Hopefully your training in front of the mirror cemented the process of swinging and mounting your shotgun in unison so you have consistent form every time. Always remember to pull the stock up snugly to your shoulder and against your face for a proper trap shooting technique. Because you’ll be shooting 25 (or even 50) birds per round, you should find some low recoil loads for practice. Otherwise your shoulder will be pretty stiff and could look like a blueberry the next day. Often, trap shooters use size 7 1/2 or 8 shot for target shooting. New trap shooters should probably use modified trap shooting chokes in their shotgun. If you take longer to acquire the bird, a full choke may be needed to produce a tight enough pattern down-range to actually break the clay pigeon. If it doesn’t break, you’ll end up with a “lost bird” and a low score at the gun club. But instead of just taking this advice, it’s good to pattern your shotgun and test some different chokes and loads before deciding on what works best for you. You may find a different choke and load works better for your shooting style.

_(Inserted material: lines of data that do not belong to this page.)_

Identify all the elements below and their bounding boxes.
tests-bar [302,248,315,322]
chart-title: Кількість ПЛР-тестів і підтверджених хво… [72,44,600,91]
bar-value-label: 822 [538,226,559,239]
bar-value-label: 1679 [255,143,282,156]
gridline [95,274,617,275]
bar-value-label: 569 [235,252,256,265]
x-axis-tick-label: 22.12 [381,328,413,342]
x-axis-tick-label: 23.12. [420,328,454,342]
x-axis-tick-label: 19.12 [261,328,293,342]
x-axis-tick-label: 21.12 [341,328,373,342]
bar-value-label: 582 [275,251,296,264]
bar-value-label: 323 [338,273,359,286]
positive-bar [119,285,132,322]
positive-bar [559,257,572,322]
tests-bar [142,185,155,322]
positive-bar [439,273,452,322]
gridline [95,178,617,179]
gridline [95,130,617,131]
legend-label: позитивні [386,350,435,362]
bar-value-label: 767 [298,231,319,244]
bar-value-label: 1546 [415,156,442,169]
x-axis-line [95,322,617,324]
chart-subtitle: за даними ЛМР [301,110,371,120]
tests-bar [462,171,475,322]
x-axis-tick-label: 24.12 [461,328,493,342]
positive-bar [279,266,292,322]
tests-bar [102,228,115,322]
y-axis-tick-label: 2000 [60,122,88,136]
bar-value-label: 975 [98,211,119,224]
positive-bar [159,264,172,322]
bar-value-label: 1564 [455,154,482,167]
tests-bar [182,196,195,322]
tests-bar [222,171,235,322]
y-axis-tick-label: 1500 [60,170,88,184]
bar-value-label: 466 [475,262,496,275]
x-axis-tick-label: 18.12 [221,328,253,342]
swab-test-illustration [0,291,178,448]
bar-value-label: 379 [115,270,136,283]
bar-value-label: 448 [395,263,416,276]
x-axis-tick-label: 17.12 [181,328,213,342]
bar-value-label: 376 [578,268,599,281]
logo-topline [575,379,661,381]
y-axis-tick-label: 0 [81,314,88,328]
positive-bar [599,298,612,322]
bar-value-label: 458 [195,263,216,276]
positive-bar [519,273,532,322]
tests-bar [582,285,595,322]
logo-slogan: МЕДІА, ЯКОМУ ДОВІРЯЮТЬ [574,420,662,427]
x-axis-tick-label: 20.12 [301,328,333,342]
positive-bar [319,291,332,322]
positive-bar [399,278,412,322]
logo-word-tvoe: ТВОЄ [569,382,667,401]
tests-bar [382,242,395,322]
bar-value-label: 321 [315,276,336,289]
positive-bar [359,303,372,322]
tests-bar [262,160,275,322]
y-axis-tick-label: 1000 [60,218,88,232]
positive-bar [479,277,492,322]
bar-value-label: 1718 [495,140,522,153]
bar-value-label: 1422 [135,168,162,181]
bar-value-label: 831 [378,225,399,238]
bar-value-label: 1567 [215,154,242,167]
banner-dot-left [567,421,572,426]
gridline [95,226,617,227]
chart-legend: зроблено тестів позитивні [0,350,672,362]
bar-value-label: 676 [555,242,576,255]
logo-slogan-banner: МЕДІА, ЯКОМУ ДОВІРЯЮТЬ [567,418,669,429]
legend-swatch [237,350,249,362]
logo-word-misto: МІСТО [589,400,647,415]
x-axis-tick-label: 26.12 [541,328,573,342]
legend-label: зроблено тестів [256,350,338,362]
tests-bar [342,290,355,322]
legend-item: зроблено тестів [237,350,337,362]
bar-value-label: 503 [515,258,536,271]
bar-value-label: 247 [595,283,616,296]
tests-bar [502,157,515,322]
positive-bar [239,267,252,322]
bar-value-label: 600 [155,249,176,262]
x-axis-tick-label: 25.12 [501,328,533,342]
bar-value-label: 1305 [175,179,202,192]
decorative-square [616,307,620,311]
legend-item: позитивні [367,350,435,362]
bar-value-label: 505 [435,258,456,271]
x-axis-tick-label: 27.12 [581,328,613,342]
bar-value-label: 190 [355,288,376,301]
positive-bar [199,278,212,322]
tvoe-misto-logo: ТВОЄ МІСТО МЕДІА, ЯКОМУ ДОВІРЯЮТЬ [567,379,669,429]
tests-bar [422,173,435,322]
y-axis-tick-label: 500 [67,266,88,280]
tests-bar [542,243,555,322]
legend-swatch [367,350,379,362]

If you’re wondering how to shoot trap better, follow these tips and don’t be discouraged. Your first few times on the trap field will likely be humbling and disappointing. But if you view it as a challenge to overcome, you’ll be fueled by the desire to improve your trap scores. You get out of it what you put into it. So if you practice regularly, you’ll see your shooting improve drastically in no time. And that will translate over into any hunting you do as well.